Nella Chandogya Upanishad, un saggio padre, Uddalaka Aruni, vuole
spiegare al figlio, Svetaketu, quale sia l’essenza ultima della realtà, l’ “essenza
sottile”. Prima cita l’esempio di un grande albero che, benché colpito,
continua a vivere. Se però la vita, ossia l’essenza sottile, l’atman lo abbandona, allora si secca
completamente e muore.
In effetti ogni cosa è “animata da quella essenza sottile, che è l’unica
realtà, che è l’atman. E tu stesso,
Svetaketu, lo sei.”
Il discorso poi si ripete con un frutto pieno di semi. Il padre
dice al figlio di tagliarlo. “Che cosa ci vedi dentro?” “Tanti piccoli semi.” “Tagliane
uno. Che cosa ci vedi dentro?” “Nulla, padre.”
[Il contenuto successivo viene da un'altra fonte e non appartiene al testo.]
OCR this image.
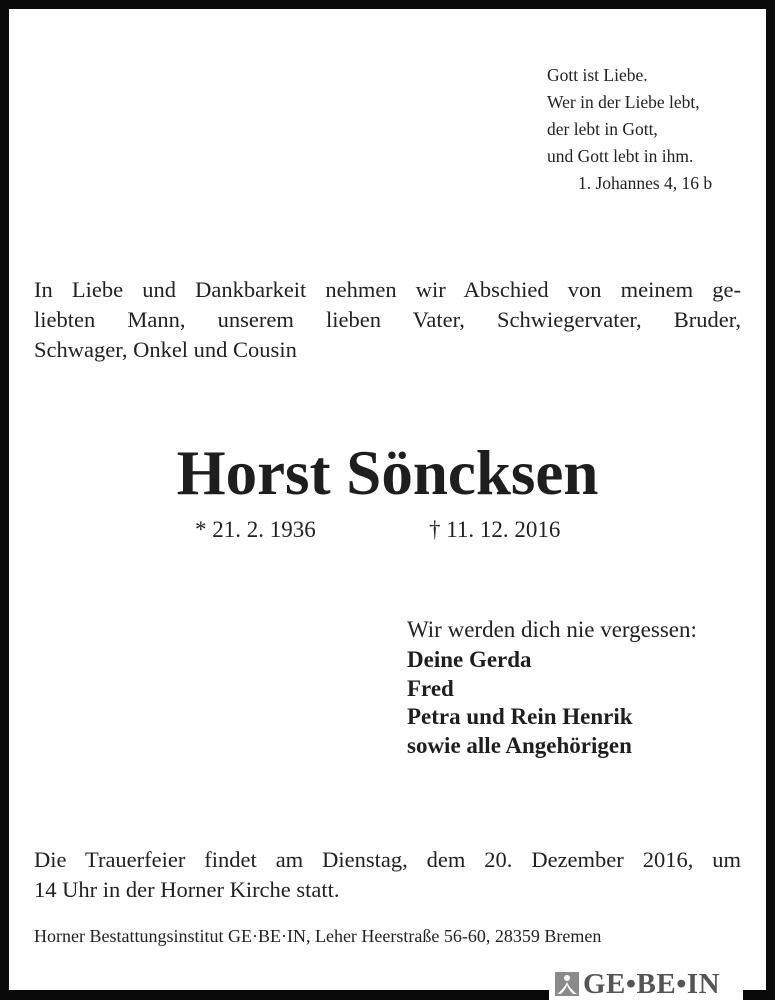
Gott ist Liebe.
Wer in der Liebe lebt,
der lebt in Gott,
und Gott lebt in ihm.
1. Johannes 4, 16 b
In Liebe und Dankbarkeit nehmen wir Abschied von meinem ge-
liebten Mann, unserem lieben Vater, Schwiegervater, Bruder,
Schwager, Onkel und Cousin
Horst Söncksen
* 21. 2. 1936	† 11. 12. 2016
Wir werden dich nie vergessen:
Deine Gerda
Fred
Petra und Rein Henrik
sowie alle Angehörigen
Die Trauerfeier findet am Dienstag, dem 20. Dezember 2016, um
14 Uhr in der Horner Kirche statt.
Horner Bestattungsinstitut GE·BE·IN, Leher Heerstraße 56-60, 28359 Bremen
GE•BE•IN
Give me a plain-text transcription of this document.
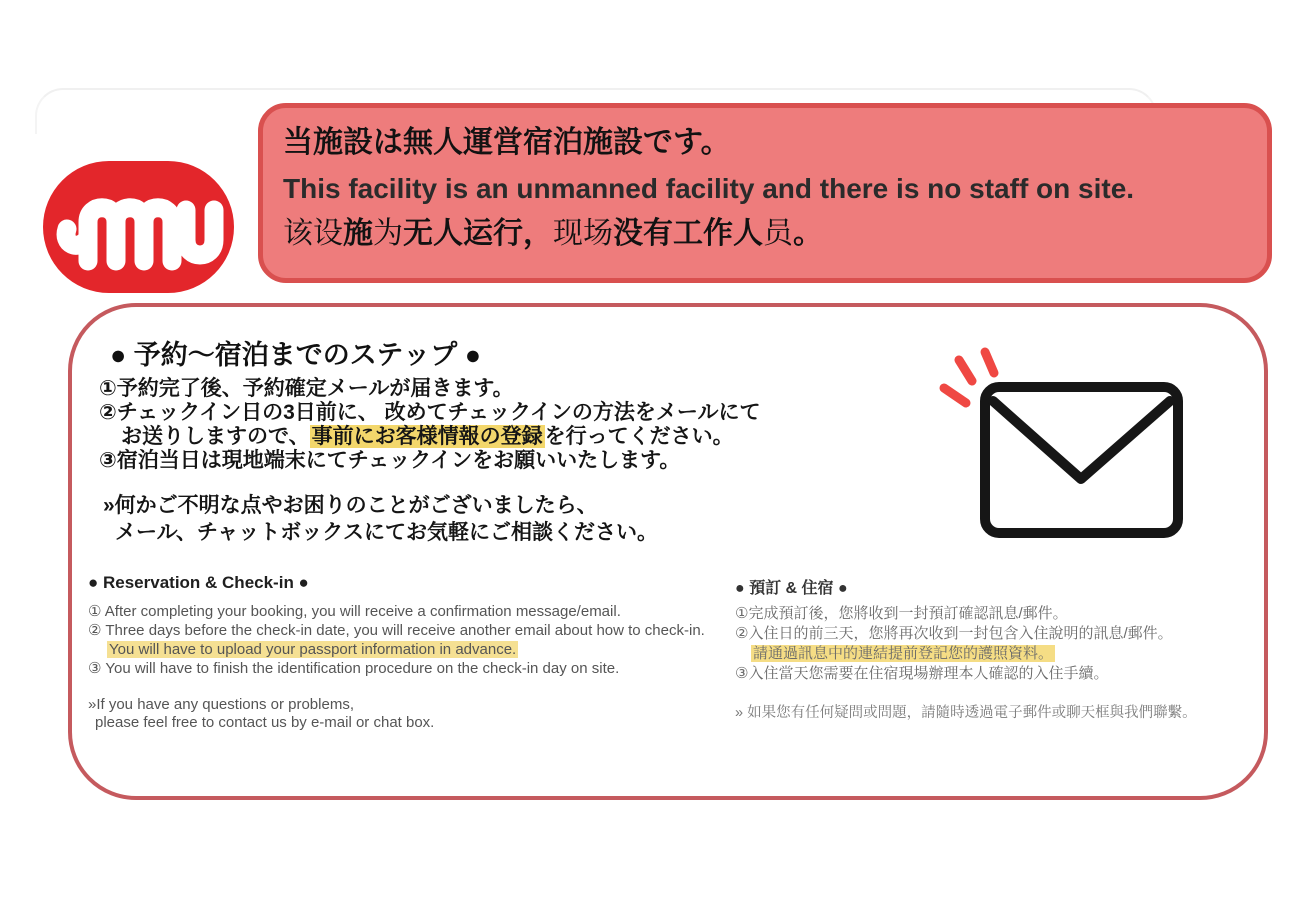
当施設は無人運営宿泊施設です。
This facility is an unmanned facility and there is no staff on site.
该设施为无人运行，现场没有工作人员。
● 予約～宿泊までのステップ ●
①予約完了後、予約確定メールが届きます。
②チェックイン日の3日前に、 改めてチェックインの方法をメールにて
お送りしますので、事前にお客様情報の登録を行ってください。
③宿泊当日は現地端末にてチェックインをお願いいたします。
»何かご不明な点やお困りのことがございましたら、
メール、チャットボックスにてお気軽にご相談ください。
● Reservation & Check-in ●
① After completing your booking, you will receive a confirmation message/email.
② Three days before the check-in date, you will receive another email about how to check-in.
You will have to upload your passport information in advance.
③ You will have to finish the identification procedure on the check-in day on site.
»If you have any questions or problems,
please feel free to contact us by e-mail or chat box.
● 預訂 & 住宿 ●
①完成預訂後，您將收到一封預訂確認訊息/郵件。
②入住日的前三天，您將再次收到一封包含入住說明的訊息/郵件。
請通過訊息中的連結提前登記您的護照資料。
③入住當天您需要在住宿現場辦理本人確認的入住手續。
» 如果您有任何疑問或問題，請隨時透過電子郵件或聊天框與我們聯繫。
Il padre allora gli dice: “Questa essenza sottile sfugge alla tua
percezione, ma è grazie ad essa che questo albero, per quanto grande, si
innalza verso il cielo. Credimi, figlio, essa è l’unica realtà, è l’atman. E tu stesso, Svetaketu, lo sei”.
La spiegazione prosegue. Il padre dice al figlio di buttare del
sale nell’acqua di un recipiente e di tornare l’indomani. Il giorno dopo il padre
gli dice: “Portami ora quel sale che hai buttato nell’acqua”. Il figlio
ovviamente non lo vede più perché si è sciolto. “Assapora un po’ quell’acqua
prendendola alla superficie. Com’è?” “È salata.” “Ora assaporala prendendola
dal basso. Com’è?” “È sempre salata.”
“Così pure, figlio mio, tu non afferri questa essenza. Ma essa è
presente dappertutto, è l’atman. E tu
stesso lo sei.”
Dunque l’insegnamento è chiaro: primo, ogni cosa, dalla più grande
alla più piccola. è espressione di un’unica essenza non percepibile ai sensi
esterni, e quindi anche ciascuno di noi è animato da quella energia.. Qui non
si tratta di adorare una divinità esterna, ma di ritrovare in sé il principio e
la forza della divinità che sta tanto al di fuori quanto dentro di noi.
Questo processo di ritrovamento o riconoscimento noi lo chiamiamo
meditazione. Si tratta di raccogliersi, di sentire al nostro interno l’essenza
sottile e di lasciarle lo spazio per lavorare dentro di noi.